The Tenant - Roman Polanski (1976)



"The unpredictable Polish director Roman Polanski once remarked that he would like to make a movie that has only one character. 'The Tenant' the story he is now filming in Paris is not quite that - the cast includes Shelley Winters, Melvyn Douglas, and Isabelle Adjani, who won acclaim in Truffaut's 'The Story of Adele.H' - but the hero, a man in the grip of a particuarily distressing, untimely fatal paranoia, is in almost every scene.  And that hero is played by Polanski himself who, as well as directing, also collaborated on the script."    
Polanski in Paris by A. Alvarez

In Paris, the shy bureaucrat Trelkovsky rents an old apartment without bathroom where the previous tenant, the Egyptologist Simone Choule, committed suicide by jumping out of the window. The unfriendly concierge and the tough landlord Mr. Zy establish stringent rules of behavior and Trekovsky feels persecuted by his neighbors. Meanwhile he visits Simone in the hospital and befriends her girlfriend Stella.

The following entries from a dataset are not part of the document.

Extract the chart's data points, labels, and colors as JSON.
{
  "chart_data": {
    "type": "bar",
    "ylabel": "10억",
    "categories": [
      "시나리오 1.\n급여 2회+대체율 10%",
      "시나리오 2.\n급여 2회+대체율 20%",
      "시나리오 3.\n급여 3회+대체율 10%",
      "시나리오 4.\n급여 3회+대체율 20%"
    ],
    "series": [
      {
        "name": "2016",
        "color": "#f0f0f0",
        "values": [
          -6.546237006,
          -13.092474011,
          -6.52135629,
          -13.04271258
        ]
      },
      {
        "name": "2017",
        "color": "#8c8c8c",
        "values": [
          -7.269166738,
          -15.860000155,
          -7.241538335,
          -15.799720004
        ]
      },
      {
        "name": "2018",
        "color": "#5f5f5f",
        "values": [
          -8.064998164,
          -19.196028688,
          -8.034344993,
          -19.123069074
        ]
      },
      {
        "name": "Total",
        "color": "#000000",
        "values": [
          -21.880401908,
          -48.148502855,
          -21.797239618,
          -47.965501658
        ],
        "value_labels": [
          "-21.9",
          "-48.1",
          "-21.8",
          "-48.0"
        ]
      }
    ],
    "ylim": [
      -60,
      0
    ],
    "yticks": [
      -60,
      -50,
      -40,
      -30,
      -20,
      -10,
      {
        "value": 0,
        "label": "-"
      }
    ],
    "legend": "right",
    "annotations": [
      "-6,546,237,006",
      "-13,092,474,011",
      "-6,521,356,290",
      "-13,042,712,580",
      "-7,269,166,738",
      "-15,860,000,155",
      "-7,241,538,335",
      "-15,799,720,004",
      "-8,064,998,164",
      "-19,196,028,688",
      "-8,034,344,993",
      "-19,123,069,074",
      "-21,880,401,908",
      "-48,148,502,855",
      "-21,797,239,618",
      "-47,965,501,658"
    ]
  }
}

After the death of Simone, Trekovsky becomes obsessed with her and begins to suspect his landlord and neighbors are trying to subtly change him into the last tenant so that he too will kill himself.




This movie was the equivalent of having my teeth pulled out while listening to an untuned violin.  The indulgence of directing and acting in the movie seem to have allowed Roman Polanski to became overindulgent and overdone in the film - to the point of tipping the feel from thriller to comedy.

The long shots of all his neighbours seemingly mesmerised in the toilet, the characatures of good neighbour bad neighbour played out by Trelkovsky and his boorish friends, the mummification of Choule (an egyptologist) while in the hospital and the worst cafe bar owner in the world; refusing to serve what the customers want all combine to create an almost pythonesque humour - I am reminded of Fawlty Towers.  However these are only a warm up to the laugh aloud climax of  Trelkovsky throwing himself not once but twice out of the window.

On the plus side the sets were masterful, grubby, dingy, shabby chic and unmistakeably French.  The narrow rooms that he lived in enforced the feeling of claustrophobia that the character was experiencing and the almost feverish scenes while he is asleep (reaching for a bottle of water that is not there, it is shown but he is unable to clasp it) and when he is witnessed attacking thin air by the concierge are cleverly depicted.  This nightmare quality and the growing feeling of tension between him and his neighbours are highlights in an otherwise unbelievable story.

We are not given any clues as to why his mental health deteriorates, surely moving into an apartment with prior knowledge of the occupant would not be enough to cause it.  His visits to Simone are prompted by morbid curiousity but again why would this cause concern, her screaming can give him no reason to doubt the other tenants.  His neighbours are indeed irritating and would make anyone paranoid about noise but the connection to the cross dressing and the eventual suicide is one I am not able to make.

Similarily I cannot fathom why Simones friend Stella would have wanted anything to do with such a miserable man as Trelkovsky.  He is a monosyllibic conversationalist, pathetic lover and violent houseguest the only conclusion I can draw is that she is too unintelligent herself to realise all this.

In summary, overly long, indulgent shots of exteriors and incomprehensable relationships are lifted by fantastic lighting, superb sets and accidental humour.